Risa scrutinized the jaggedly written words in the lorry’s console vid screen. “What’s it say? Not any script I’ve ever seen.”

Kayla grinned. “That’s GENscrib. Compares the local Grid supervisor to the back end of a drom.”

“Not the whole back end.” Risa creaked her rusty laugh. “I’da been more specific.”

One eye on the vid screen, Risa got the big lev-truck backed up to the loading dock and killed the suspension engine. Kayla shut her window and grabbed her rain hat in deference to the glowering sky, then slid from the cab. She scanned for signs of enforcers along the row of warehouses backing up to the Plator River. “The graffiti must be fresh or the Brigade would’ve had it painted over by now. Can’t risk GENs passing messages that way.”

Risa smirked at that. Thanks to the Kinship, messages were flying from GEN to GEN and it wasn’t through words scribbled on warehouse walls.

Kayla pulled herself up on the loading dock using the gene-splicer-augmented strength of her arms. Risa took the long way around to use the steps.

A few more words were drawn on the door’s lower right corner. The jagged script was so small Kayla had to crouch and just about press her nose to the door to have any hope of reading it. It was GENscrib, but a variation she’d never seen before. It reminded her of the hand-written script in a decades-old journal she’d once found. It had been written by Zul, the elderly trueborn who’d helped start the Kinship. Zul called that kind of script
longhand.

“What’s that?” Risa asked, using the toe of her boot to tap the corner.
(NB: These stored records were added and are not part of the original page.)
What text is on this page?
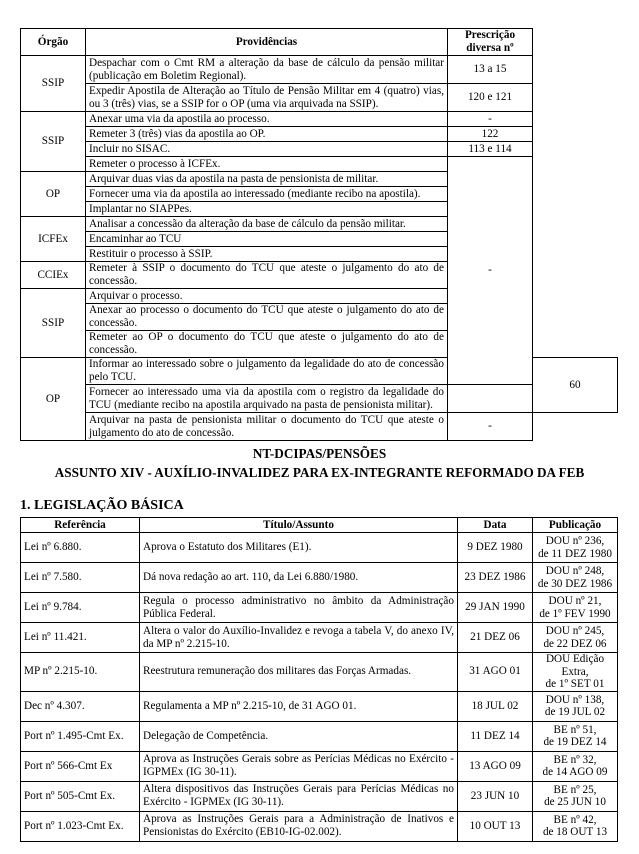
Órgão	Providências	Prescrição
diversa nº	

SSIP	Despachar com o Cmt RM a alteração da base de cálculo da pensão militar (publicação em Boletim Regional).	13 a 15	
	Expedir Apostila de Alteração ao Título de Pensão Militar em 4 (quatro) vias, ou 3 (três) vias, se a SSIP for o OP (uma via arquivada na SSIP).	120 e 121	
SSIP	Anexar uma via da apostila ao processo.	-	
	Remeter 3 (três) vias da apostila ao OP.	122	
	Incluir no SISAC.	113 e 114	
	Remeter o processo à ICFEx.	-	
OP	Arquivar duas vias da apostila na pasta de pensionista de militar.		
	Fornecer uma via da apostila ao interessado (mediante recibo na apostila).		
	Implantar no SIAPPes.		
ICFEx	Analisar a concessão da alteração da base de cálculo da pensão militar.		
	Encaminhar ao TCU		
	Restituir o processo à SSIP.		
CCIEx	Remeter à SSIP o documento do TCU que ateste o julgamento do ato de concessão.		
SSIP	Arquivar o processo.		
	Anexar ao processo o documento do TCU que ateste o julgamento do ato de concessão.		
	Remeter ao OP o documento do TCU que ateste o julgamento do ato de concessão.		
OP	Informar ao interessado sobre o julgamento da legalidade do ato de concessão pelo TCU.		60
	Fornecer ao interessado uma via da apostila com o registro da legalidade do TCU (mediante recibo na apostila arquivado na pasta de pensionista militar).		
	Arquivar na pasta de pensionista militar o documento do TCU que ateste o julgamento do ato de concessão.	-	
NT-DCIPAS/PENSÕES
ASSUNTO XIV - AUXÍLIO-INVALIDEZ PARA EX-INTEGRANTE REFORMADO DA FEB
1. LEGISLAÇÃO BÁSICA
Referência	Título/Assunto	Data	Publicação
Lei nº 6.880.	Aprova o Estatuto dos Militares (E1).	9 DEZ 1980	DOU nº 236,
de 11 DEZ 1980

Lei nº 7.580.	Dá nova redação ao art. 110, da Lei 6.880/1980.	23 DEZ 1986	DOU nº 248,
de 30 DEZ 1986

Lei nº 9.784.	Regula o processo administrativo no âmbito da Administração Pública Federal.	29 JAN 1990	DOU nº 21,
de 1º FEV 1990

Lei nº 11.421.	Altera o valor do Auxílio-Invalidez e revoga a tabela V, do anexo IV, da MP nº 2.215-10.	21 DEZ 06	DOU nº 245,
de 22 DEZ 06

MP nº 2.215-10.	Reestrutura remuneração dos militares das Forças Armadas.	31 AGO 01	DOU Edição Extra,
de 1º SET 01

Dec nº 4.307.	Regulamenta a MP nº 2.215-10, de 31 AGO 01.	18 JUL 02	DOU nº 138,
de 19 JUL 02

Port nº 1.495-Cmt Ex.	Delegação de Competência.	11 DEZ 14	BE nº 51,
de 19 DEZ 14

Port nº 566-Cmt Ex	Aprova as Instruções Gerais sobre as Perícias Médicas no Exército - IGPMEx (IG 30-11).	13 AGO 09	BE nº 32,
de 14 AGO 09

Port nº 505-Cmt Ex.	Altera dispositivos das Instruções Gerais para Perícias Médicas no Exército - IGPMEx (IG 30-11).	23 JUN 10	BE nº 25,
de 25 JUN 10

Port nº 1.023-Cmt Ex.	Aprova as Instruções Gerais para a Administração de Inativos e Pensionistas do Exército (EB10-IG-02.002).	10 OUT 13	BE nº 42,
de 18 OUT 13
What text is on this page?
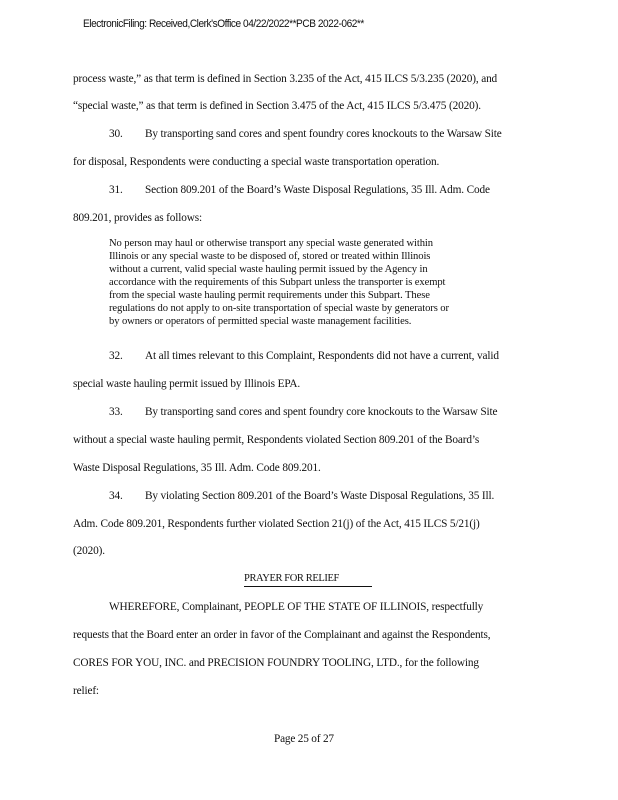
ElectronicFiling: Received,Clerk'sOffice 04/22/2022**PCB 2022-062**
process waste,” as that term is defined in Section 3.235 of the Act, 415 ILCS 5/3.235 (2020), and
“special waste,” as that term is defined in Section 3.475 of the Act, 415 ILCS 5/3.475 (2020).
30. By transporting sand cores and spent foundry cores knockouts to the Warsaw Site
for disposal, Respondents were conducting a special waste transportation operation.
31. Section 809.201 of the Board’s Waste Disposal Regulations, 35 Ill. Adm. Code
809.201, provides as follows:
No person may haul or otherwise transport any special waste generated within
Illinois or any special waste to be disposed of, stored or treated within Illinois
without a current, valid special waste hauling permit issued by the Agency in
accordance with the requirements of this Subpart unless the transporter is exempt
from the special waste hauling permit requirements under this Subpart. These
regulations do not apply to on-site transportation of special waste by generators or
by owners or operators of permitted special waste management facilities.
32. At all times relevant to this Complaint, Respondents did not have a current, valid
special waste hauling permit issued by Illinois EPA.
33. By transporting sand cores and spent foundry core knockouts to the Warsaw Site
without a special waste hauling permit, Respondents violated Section 809.201 of the Board’s
Waste Disposal Regulations, 35 Ill. Adm. Code 809.201.
34. By violating Section 809.201 of the Board’s Waste Disposal Regulations, 35 Ill.
Adm. Code 809.201, Respondents further violated Section 21(j) of the Act, 415 ILCS 5/21(j)
(2020).
PRAYER FOR RELIEF
WHEREFORE, Complainant, PEOPLE OF THE STATE OF ILLINOIS, respectfully
requests that the Board enter an order in favor of the Complainant and against the Respondents,
CORES FOR YOU, INC. and PRECISION FOUNDRY TOOLING, LTD., for the following
relief:
Page 25 of 27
Kayla had learned to read longhand pretty well, so she studied the GENscrib with that style of writing in mind. “Free—” Kayla cut off her answer as she scanned all three words and their meaning sank in.

FREEDOM. HUMANITY. EQUALITY.

Great Infinite, who would be reckless enough to write
that where it could be seen by anyone? If an enforcer spotted her even reading the message, she could be reset for potential sedition. The Kinship might be fighting for those very things for GENs, but no one spoke that mission out loud, let alone wrote the words in public view.

GENs weren’t free. They weren’t human, at least according to trueborn law, let alone equal to anyone higher status than a rat-snake.

She backed away from the dangerous words just as the door rattled then rose with the grind of gears. Relief washed over her when the message rolled out of view.

“What?” Risa asked.

Kayla forced a laugh. “Something about free rat-snake meat. All you can eat.”

Risa made a face, diverted by Kayla’s lie. She could have told the lowborn woman—she trusted Risa with her life, why not the truth? But Zul and the rest of the Kinship were always telling them that the less any one of them knew, the less they could reveal at the Brigade’s hands. Better to keep that message from Risa.

And what did it mean, anyway? No one from the Kinship would have dared write something so inflammatory in a GEN sector. It was probably nothing more than words written on a dare by some under-fifteen GEN.

Two brawny GEN boys, maybe a couple years older than Kayla, stepped out onto the loading dock. She considered asking them if they’d read the graffiti on the door, all of it. But likely they’d been genned the same as most dock workers. Stronger than average—though nowhere near her extraordinary strength—and with little imagination, better to keep them
from balking at the dull work. She doubted they’d even noticed those dangerous words.

Risa’s seycat, Nishi, streaked out of the lorry’s cargo bay the moment the doors were open, hissing and snarling at the GEN boys, who scrambled out of Nishi’s way. A flash of red-gray, she dashed into the brush along the riverbank, running as quickly on five legs as another seycat might on the usual six.